After going carefully over Mollison, Fred Foulsham, his trainer, said to me, “What about the Derby?” and my reply was “He will never win a Derby.”  Well, he very nearly did; and went so close to it that my opinion was almost incorrect.  If he had not had to travel so fast over the first two furlongs, all might have been well; but the pace at the outset exhausted a heart whose inherited proper distance was probably not more than ten furlongs.  The race knocked him out, and he was beaten in the Caulfield Guineas but should have been placed if the judge had not made a mistake.  I strongly advised that he should not be started in the V.R.C. Derby, as he had gone stale, and Mr E. M. Pearce, who thinks of his horses first, did not let him start.

He rested, and in the autumn won the Futurity in brilliant fashion, beating Gothic, and a few days later dead-heated with that horse in the mile weight-for-age race.  Any horse that could equal Gothic over a mile at weight-for-age must be placed in the very highest class.  Mollison then came to Sydney and beat Limerick over a mile, the mud being up to their fetlocks.  True, from that time onwards Mollison has been a disappointment.  He came to Sydney in the spring, and he was asked to race at Warwick Farm in the mile weight-for-age race.  Some days before the event he was taken to Warwick Farm and he did a mile trial in 1-38.  His trainer told me that it was the best trial he had ever seen on a course by any horse, and we naturally expected him to walk in.  The day was fine, the going excellent, but there was a stiff north-west wind behind the horses for five furlongs, and when they entered the straight the wind was down their throats.  Mollison led to the distance and then Limerick ran over him and played with him.  He struggled into second place, but his exhibition in the final furlong was the best example of heart failure that could have been seen, and it was plain that his best days were over.
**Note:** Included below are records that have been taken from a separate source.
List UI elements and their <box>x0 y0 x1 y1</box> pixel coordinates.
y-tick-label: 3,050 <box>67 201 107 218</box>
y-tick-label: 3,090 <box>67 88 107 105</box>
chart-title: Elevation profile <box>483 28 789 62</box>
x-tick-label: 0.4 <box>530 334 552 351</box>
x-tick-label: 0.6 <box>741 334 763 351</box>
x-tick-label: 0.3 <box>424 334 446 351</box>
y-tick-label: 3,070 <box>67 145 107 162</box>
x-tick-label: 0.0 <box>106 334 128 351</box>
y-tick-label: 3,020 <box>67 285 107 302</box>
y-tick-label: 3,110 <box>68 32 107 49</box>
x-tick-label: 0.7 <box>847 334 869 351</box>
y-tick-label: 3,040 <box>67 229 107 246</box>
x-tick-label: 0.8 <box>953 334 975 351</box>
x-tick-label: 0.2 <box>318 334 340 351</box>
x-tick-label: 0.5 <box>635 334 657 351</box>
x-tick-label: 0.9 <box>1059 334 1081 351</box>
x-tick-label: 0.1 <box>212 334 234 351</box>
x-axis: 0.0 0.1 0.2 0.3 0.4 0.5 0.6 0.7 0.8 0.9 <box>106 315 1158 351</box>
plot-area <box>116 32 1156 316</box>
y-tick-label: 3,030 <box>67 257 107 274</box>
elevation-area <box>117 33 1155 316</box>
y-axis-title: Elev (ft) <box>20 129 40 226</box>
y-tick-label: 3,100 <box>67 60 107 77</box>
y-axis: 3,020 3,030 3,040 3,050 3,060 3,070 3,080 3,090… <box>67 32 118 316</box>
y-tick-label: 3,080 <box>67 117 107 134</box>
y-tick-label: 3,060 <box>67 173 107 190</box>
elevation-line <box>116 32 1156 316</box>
His subsequent races showed that after he had gone seven furlongs, he is no longer the Mollison of old.  He is, in fact, an example of what I have been writing about for years – the horse that is ruined by the over-exertion of one race, and that race, as far as Mollison was concerned, was the A.J.C. Derby.”

*************************

Bearing in mind when Stewart McKay penned those words Mollison was still only in his four-year-old season.  He didn’t race that autumn but was brought back to the racecourse as a five-year-old.  After repeatedly failing to win in a series of races in the spring, E. M. Pearce finally sold Mollison to Sydney identity, owner-trainer Bill Tindall for 1100 guineas in December 1930.  It was about one-tenth of the sum that the horse would have brought had he been sold at the end of his two-year-old days. Still, many considered Pearce was well rid of him at the price.  The buyer was one of the most colourful and irrepressible characters on the Australian Turf, and Tindall got Mollison just as he was being granted his training licence again by racing authorities after being out for a year over the running of one of his horses.

Throughout his topsy-turvy life, Tindall made a habit of tilting with racing’s hierarchy and thumbing his nose at his critics; he was a man who approached the betting ring with a sangfroid that struck despair in the hearts of his friends and envy in that of some of his confreres.  It was characteristic of his defiant, exuberant nature to take on a horse like Mollison that most considered finished.  All his life Tindall had made a career of resurrecting broken-down horses. Before he died, in impoverished circumstances in September 1953, his successes included such horses as Middle Watch, Freckles and The Dimmer.  The magic touch worked for a while with Mollison, too. Although he failed to win a race with the son of Seremond, under Tindall’s tutelage, he was narrowly beaten into third placing in a head-bobbing finish to the 1931 Newmarket and finished second, beaten less than a length, in the Doncaster at Randwick a few weeks later.  Just how Mollison might have been helped to reach that elite level again was the subject of some speculation when the horse died prematurely soon after that 1931 autumn campaign.